Stop looking at the whole and start looking at the parts. If you're frustrated with a process at your job, "design" a better one. Don't just complain about it. Map out the touchpoints. Where does the friction happen? That’s what a designer does.
Embrace the "unstructured" moments. Follow Cas Holman’s lead. Give yourself permission to mess around with ideas that don't have a clear "goal." Sometimes the best solutions come from just moving the pieces around on the table to see what fits.
Watch the show with a notebook. Seriously. Not to take school notes, but to sketch. Even if you can't draw. The act of visual thinking—translating a sound or an idea into a shape—activates a different part of your brain.
Your Design Checklist
If you're looking to dive deeper into the world of Netflix Art of Design, start here:
- Watch the Tinker Hatfield episode first.
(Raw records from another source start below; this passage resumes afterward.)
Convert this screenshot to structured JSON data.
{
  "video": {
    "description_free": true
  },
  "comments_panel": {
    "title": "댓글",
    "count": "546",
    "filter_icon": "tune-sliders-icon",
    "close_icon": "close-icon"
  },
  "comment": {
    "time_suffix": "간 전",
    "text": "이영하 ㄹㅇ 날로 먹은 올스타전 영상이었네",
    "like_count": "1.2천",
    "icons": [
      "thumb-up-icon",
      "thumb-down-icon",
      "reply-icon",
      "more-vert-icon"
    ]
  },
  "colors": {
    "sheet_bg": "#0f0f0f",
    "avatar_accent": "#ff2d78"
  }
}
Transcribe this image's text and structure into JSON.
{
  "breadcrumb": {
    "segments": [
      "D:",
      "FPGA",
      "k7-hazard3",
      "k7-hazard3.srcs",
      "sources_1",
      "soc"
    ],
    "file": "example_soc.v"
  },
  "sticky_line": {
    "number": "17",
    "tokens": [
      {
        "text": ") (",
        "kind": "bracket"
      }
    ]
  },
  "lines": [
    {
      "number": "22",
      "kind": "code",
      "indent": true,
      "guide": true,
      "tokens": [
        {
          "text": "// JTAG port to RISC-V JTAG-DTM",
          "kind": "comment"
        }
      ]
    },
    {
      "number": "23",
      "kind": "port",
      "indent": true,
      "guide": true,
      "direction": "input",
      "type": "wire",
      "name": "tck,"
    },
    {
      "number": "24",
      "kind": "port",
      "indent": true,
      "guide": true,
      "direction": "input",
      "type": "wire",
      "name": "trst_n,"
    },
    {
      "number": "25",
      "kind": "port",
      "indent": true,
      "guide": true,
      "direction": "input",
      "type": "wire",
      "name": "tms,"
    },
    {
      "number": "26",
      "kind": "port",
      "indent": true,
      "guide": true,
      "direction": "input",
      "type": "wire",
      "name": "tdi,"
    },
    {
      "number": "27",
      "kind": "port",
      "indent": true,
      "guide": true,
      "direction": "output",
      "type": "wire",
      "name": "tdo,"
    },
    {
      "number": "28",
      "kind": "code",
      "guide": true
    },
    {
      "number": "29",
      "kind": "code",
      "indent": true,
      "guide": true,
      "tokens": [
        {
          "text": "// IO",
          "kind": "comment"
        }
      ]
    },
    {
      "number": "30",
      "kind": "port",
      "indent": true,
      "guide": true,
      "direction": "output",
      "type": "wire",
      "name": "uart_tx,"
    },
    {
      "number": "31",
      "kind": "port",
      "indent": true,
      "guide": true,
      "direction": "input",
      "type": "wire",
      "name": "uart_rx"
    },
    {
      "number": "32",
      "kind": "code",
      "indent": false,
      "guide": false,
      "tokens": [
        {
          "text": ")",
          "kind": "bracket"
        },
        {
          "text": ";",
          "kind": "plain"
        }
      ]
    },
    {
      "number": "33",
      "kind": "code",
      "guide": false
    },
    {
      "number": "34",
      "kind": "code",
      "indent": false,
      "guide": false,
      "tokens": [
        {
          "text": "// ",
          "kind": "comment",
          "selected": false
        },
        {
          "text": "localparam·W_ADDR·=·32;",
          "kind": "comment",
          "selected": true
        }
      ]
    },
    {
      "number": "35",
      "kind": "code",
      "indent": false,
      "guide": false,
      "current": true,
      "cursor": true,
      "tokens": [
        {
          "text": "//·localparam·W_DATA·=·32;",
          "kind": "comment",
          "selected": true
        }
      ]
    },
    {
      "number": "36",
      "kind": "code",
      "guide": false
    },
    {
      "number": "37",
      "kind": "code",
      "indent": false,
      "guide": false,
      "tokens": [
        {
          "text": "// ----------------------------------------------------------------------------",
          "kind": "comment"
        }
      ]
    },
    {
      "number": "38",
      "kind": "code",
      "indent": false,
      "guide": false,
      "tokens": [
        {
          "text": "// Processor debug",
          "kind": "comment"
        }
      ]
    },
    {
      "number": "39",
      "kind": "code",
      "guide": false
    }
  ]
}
It’s the most accessible entry point and explains the "why" of design better than any textbook.
- Pay attention to the sound design. The show uses audio to illustrate the creative process in a way that most people miss on the first watch.
- Look at your own space. After an episode, look at one object in your room—a lamp, a remote, a shoe—and try to imagine the three biggest problems the designer had to solve to make it.
- Research the "Pentagram" firm. If you liked Paula Scher, look up their other work. They basically designed the visual world we live in, from the High Line in NYC to the logos of major tech companies.
Design isn't just a career. It’s a way of looking at a broken world and deciding it doesn't have to stay that way. That’s the real takeaway from Abstract. It’s a call to action. Go make something that doesn't suck.
Next Steps for You:
Start by re-watching the Paula Scher episode (Season 1, Episode 6). It’s the perfect bridge between "art" and "utility." Once you've done that, pick one "invisible" object in your daily life—like your toothbrush or your car's dashboard—and research the history of its design. You’ll find that everything has a story, and usually, that story involves someone fighting a giant corporation to make things just a little bit better for you.